We worked with community engagement specialists to recruit a diverse group of 39 public members from across the UK. Members took part in four deliberative workshops, held online, to co-develop recommendations for data owners. They heard from subject matter experts and engaged in structured discussions on synthetic data, its applications, and ethical considerations. Key concerns and priorities were identified through analysis of workshop notes, with public feedback incorporated iteratively throughout the process to ensure recommendations aligned with public expectations. The workshops facilitated an in-depth exploration of transparency, accessibility, and governance surrounding synthetic data, highlighting the importance of clear public communication.

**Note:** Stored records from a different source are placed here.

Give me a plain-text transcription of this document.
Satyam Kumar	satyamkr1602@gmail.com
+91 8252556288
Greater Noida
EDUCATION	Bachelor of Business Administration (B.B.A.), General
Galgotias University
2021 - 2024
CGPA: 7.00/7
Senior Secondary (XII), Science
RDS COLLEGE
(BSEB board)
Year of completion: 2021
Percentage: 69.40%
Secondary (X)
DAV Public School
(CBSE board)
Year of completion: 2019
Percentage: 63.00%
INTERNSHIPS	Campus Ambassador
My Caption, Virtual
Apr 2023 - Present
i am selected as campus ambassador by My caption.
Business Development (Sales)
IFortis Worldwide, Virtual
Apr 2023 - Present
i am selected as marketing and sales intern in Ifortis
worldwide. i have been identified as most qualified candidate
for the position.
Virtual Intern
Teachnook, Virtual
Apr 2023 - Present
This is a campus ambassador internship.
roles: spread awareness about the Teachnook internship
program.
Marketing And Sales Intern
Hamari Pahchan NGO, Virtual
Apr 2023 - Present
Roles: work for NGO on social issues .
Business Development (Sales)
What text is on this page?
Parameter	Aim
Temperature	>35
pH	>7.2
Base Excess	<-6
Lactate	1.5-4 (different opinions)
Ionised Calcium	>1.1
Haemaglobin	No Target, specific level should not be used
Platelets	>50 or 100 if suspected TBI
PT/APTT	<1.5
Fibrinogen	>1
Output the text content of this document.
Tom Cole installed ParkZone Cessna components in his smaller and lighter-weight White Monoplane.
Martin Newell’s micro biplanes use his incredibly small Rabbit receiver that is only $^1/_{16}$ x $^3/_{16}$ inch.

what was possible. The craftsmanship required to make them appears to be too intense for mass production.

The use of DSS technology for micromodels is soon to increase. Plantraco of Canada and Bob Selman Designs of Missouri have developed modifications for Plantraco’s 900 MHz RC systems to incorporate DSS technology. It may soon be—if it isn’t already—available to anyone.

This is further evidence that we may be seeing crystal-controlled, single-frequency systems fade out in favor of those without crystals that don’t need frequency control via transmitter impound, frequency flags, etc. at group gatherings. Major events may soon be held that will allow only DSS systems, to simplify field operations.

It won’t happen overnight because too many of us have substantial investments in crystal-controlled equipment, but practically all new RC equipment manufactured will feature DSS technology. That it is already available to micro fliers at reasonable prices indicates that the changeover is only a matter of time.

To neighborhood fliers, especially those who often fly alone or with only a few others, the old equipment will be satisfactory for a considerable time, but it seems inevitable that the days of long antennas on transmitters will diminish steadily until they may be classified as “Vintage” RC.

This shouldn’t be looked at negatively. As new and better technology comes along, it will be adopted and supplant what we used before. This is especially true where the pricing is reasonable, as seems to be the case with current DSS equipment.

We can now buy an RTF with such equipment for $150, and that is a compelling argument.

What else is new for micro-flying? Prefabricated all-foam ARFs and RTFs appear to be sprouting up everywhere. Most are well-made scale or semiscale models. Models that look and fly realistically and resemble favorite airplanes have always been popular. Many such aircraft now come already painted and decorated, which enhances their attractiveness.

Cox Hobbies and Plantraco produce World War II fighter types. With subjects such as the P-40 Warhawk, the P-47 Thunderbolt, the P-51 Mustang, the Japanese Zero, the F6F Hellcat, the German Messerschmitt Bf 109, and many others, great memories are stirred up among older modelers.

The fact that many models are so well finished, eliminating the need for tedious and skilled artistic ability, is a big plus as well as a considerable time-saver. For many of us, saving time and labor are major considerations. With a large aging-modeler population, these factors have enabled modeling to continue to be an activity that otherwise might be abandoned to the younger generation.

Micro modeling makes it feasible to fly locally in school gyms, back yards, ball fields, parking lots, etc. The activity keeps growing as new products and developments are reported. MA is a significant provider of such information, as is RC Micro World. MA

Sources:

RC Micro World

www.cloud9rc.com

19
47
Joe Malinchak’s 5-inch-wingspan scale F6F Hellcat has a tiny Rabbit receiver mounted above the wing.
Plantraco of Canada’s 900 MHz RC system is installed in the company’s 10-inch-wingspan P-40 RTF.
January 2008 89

Ten key recommendations were developed, categorised into five thematic areas: (1) Introducing synthetic data and its distinction from real data; (2) Clarifying its purpose and role in research; (3) Guidelines for dataset creation and validation; (4) Managing access, usage, and potential misuse; and (5) Strategies for effective public communication and trust-building. Public members emphasised the need for accessible explanations, governance measures, and ongoing engagement to ensure ethical use. Iterative refinement of recommendations in the final workshop highlighted public concerns about data misuse and the importance of organisation’s accountability. These findings provide a framework for responsible synthetic data creation and improved public engagement strategies.
This project provides valuable insight into public attitudes towards synthetic data in research, emphasising transparency and trust. The recommendations offer guidance for UK data owners in responsibly managing synthetic datasets. Ongoing research is needed to monitor evolving public perspectives as synthetic data use expands across research domains.